Labor Certification is only required for individuals seeking to obtain immigrant visas on the basis of an offer of permanent employment in the United States under the employment-based second and third preference categories. A “labor certification” is a certification by the U.S. Department of Labor that there are not sufficient U.S. workers able, willing, qualified and available to perform the work at wages that meet or exceed 100% of the prevailing wage for that occupation in the area of intended employment. Also, the employment of the alien will not adversely affect the wages and working conditions of similarly employed U.S. workers.

As of March 28, 2005, all labor certification applications must be filed using the PERM process. PERM is an attestation and audit program under which employers must conduct advertising and recruitment prior to filing the labor certification application. Employers are required to conduct specific mandatory and additional recruitment steps and must agree to pay at least the prevailing wage for the occupation as determined by the State Workforce Agency (SWA) having jurisdiction over the proposed area of intended employment. This prevailing wage must be paid either from the time the permanent residency is granted or from the time the alien is admitted to take up the certified employment.

If no qualified and willing applicants (US citizens or Permanent Residents) are found through the recruitment process, the PERM application can be filed online. In order to file the PERM applications online, the employer must register and establish an account at and a sub-account for Berger and Berger to prepare and submit the PERM applications online. The estimated processing time for PERM applications by the DOL is 45 to 90 days.

Prior to filing the application under the PERM program, employers must perform specific recruitment and advertising based on the type of position offered. The DOL classifies occupations as “professional” or “nonprofessional” and each classification has different recruitment requirements. All advertisements must contain the employer’s name, job location and a brief description of the job and direct applicants to send resumes to the employer.

Both professional and nonprofessional positions require the following mandatory recruitment steps: Two Sunday newspaper advertisements in a newspaper of general circulation in the area of intended employment; A 30-day job order with the State Workforce Agency (SWA) serving the area of intended employment, and; Internal Posting of the job opportunity for at least ten consecutive business days, which must contain the salary or salary range.

Professional positions require three out of the 10 listed additional recruitment steps:

(1) Job Fairs;

(2) Employer’s website;

(3) Job search website other that the employer’s;

(4) On-campus recruiting;

(5) Trade or professional organizations;

(6) Private employment firms;

(7) Employee referral programs with incentives;

(8) Campus placement offices;

(9) Local and ethnic newspapers;

(10) Radio or television advertisements.


Once the DOL has approved or “certified” the labor certification application, an immigrant visa petition, Form I-140 (Immigrant Petition for Alien Worker), is filed with the USCIS. The purpose of the visa petition is to prove to the USCIS that the alien meets the particular job requirements listed in the labor certification, (via copies of diplomas and transcripts, and/or letters from previous employers) and that the employer has ability to pay the alien beneficiary’s salary listed on the PERM application. The required evidence to show the employer’s ability to pay, as specified under 8 CFR 204.5(g)(2), includes copies of:

(1) annual reports,

(2) federal tax returns, or

(3) audited financial statements. The employer must submit a copy of at least one of these required documents. For a large, public company this may be accomplished with a published annual report. In a case where the employer employs 100 or more workers, a statement from a financial officer of the organization, which establishes the prospective employer’s ability to pay the proffered wage, may be accepted.


Once the immigration petition has been approved and assuming there is no backlog in the visa issuance quota and waiting list, we can file the application for permanent residence.
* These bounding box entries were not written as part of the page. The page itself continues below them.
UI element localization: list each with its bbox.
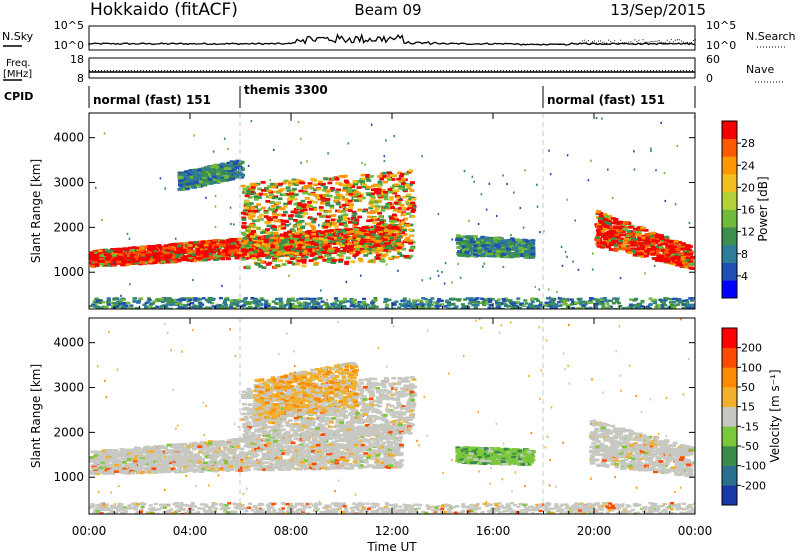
nsearch-label: N.Search — [746, 30, 796, 43]
power-scatter — [89, 115, 695, 309]
nsky-panel: N.Sky 10^5 10^0 10^5 10^0 N.Search — [2, 19, 796, 52]
power-y-tick-label: 2000 — [53, 220, 84, 234]
x-tick-label: 00:00 — [72, 524, 107, 538]
velocity-panel: 1000 2000 3000 4000 Slant Range [km] — [29, 317, 696, 515]
velocity-colorbar-tick: 100 — [741, 361, 762, 374]
cpid-segment-1: normal (fast) 151 — [93, 93, 211, 107]
beam-title: Beam 09 — [354, 1, 421, 19]
velocity-y-label: Slant Range [km] — [29, 364, 43, 468]
velocity-colorbar-tick: -100 — [741, 460, 766, 473]
nsearch-tick-top: 10^5 — [706, 19, 736, 32]
power-colorbar-tick: 16 — [741, 204, 755, 217]
velocity-y-tick-label: 4000 — [53, 336, 84, 350]
power-colorbar-tick: 12 — [741, 226, 755, 239]
cpid-segment-2: themis 3300 — [244, 83, 328, 97]
date-title: 13/Sep/2015 — [610, 1, 706, 19]
power-colorbar-tick: 4 — [741, 270, 748, 283]
power-colorbar-label: Power [dB] — [756, 176, 770, 241]
power-y-label: Slant Range [km] — [29, 159, 43, 263]
power-colorbar-tick: 8 — [741, 248, 748, 261]
freq-label-2: [MHz] — [3, 69, 32, 80]
nave-tick-bottom: 0 — [706, 72, 713, 85]
nave-label: Nave — [746, 63, 774, 76]
velocity-colorbar-label: Velocity [m s⁻¹] — [768, 369, 782, 462]
x-tick-label: 00:00 — [678, 524, 713, 538]
x-tick-label: 04:00 — [173, 524, 208, 538]
nsky-tick-top: 10^5 — [54, 19, 84, 32]
velocity-scatter — [89, 318, 695, 514]
x-tick-label: 12:00 — [375, 524, 410, 538]
velocity-y-tick-label: 1000 — [53, 470, 84, 484]
x-tick-label: 16:00 — [476, 524, 511, 538]
velocity-colorbar-tick: -15 — [741, 420, 759, 433]
power-panel: 1000 2000 3000 4000 Slant Range [km] — [29, 112, 696, 310]
velocity-colorbar-tick: -200 — [741, 479, 766, 492]
power-y-tick-label: 4000 — [53, 131, 84, 145]
nave-tick-top: 60 — [706, 53, 720, 66]
nsearch-tick-bottom: 10^0 — [706, 39, 736, 52]
freq-tick-bottom: 8 — [77, 72, 84, 85]
x-tick-labels: 00:00 04:00 08:00 12:00 16:00 20:00 00:00 — [72, 524, 713, 538]
velocity-colorbar-tick: 200 — [741, 342, 762, 355]
power-colorbar-tick: 28 — [741, 137, 755, 150]
velocity-colorbar-tick: 15 — [741, 401, 755, 414]
power-colorbar-tick: 20 — [741, 181, 755, 194]
power-y-tick-label: 1000 — [53, 265, 84, 279]
velocity-colorbar-tick: -50 — [741, 440, 759, 453]
velocity-y-tick-label: 3000 — [53, 381, 84, 395]
freq-label-1: Freq. — [6, 58, 31, 69]
nsearch-line — [581, 39, 696, 44]
nsky-line — [88, 32, 696, 46]
velocity-colorbar-tick: 50 — [741, 381, 755, 394]
station-title: Hokkaido (fitACF) — [90, 0, 238, 20]
cpid-label: CPID — [4, 90, 33, 103]
power-colorbar: 4 8 12 16 20 24 28 Power [dB] — [721, 120, 770, 299]
nsky-tick-bottom: 10^0 — [54, 39, 84, 52]
x-tick-label: 08:00 — [274, 524, 309, 538]
velocity-colorbar: 200 100 50 15 -15 -50 -100 -200 Velocity [m s⁻¹… — [721, 327, 782, 506]
freq-tick-top: 18 — [70, 53, 84, 66]
cpid-segment-3: normal (fast) 151 — [547, 93, 665, 107]
power-y-tick-label: 3000 — [53, 176, 84, 190]
freq-panel: Freq. [MHz] 18 8 60 0 Nave — [3, 53, 783, 85]
x-tick-label: 20:00 — [577, 524, 612, 538]
nsky-label: N.Sky — [2, 30, 34, 43]
x-axis-label: Time UT — [366, 540, 417, 554]
velocity-y-tick-label: 2000 — [53, 425, 84, 439]
cpid-strip: CPID normal (fast) 151 themis 3300 norma… — [4, 83, 696, 108]
power-colorbar-tick: 24 — [741, 159, 755, 172]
If permanent residence is applied for in the United States, it is called “adjustment of status” processing. If applied for outside the United States, it is called “applying for an immigrant visa”. The result of either is the same: permanent residence. The information and documentation required at this stage from the alien worker includes fingerprints, medical exam, personal and family biographical information, birth and marriage certificates, personal tax returns, copies of prior USCIS activity (e.g. visas, I-94 cards, student I-20 forms, prior approval notices, etc.). The employer must issue a letter reiterating its intention to employ the worker, and it should provide evidence that the alien is being paid at or above the rate listed in the labor certification application.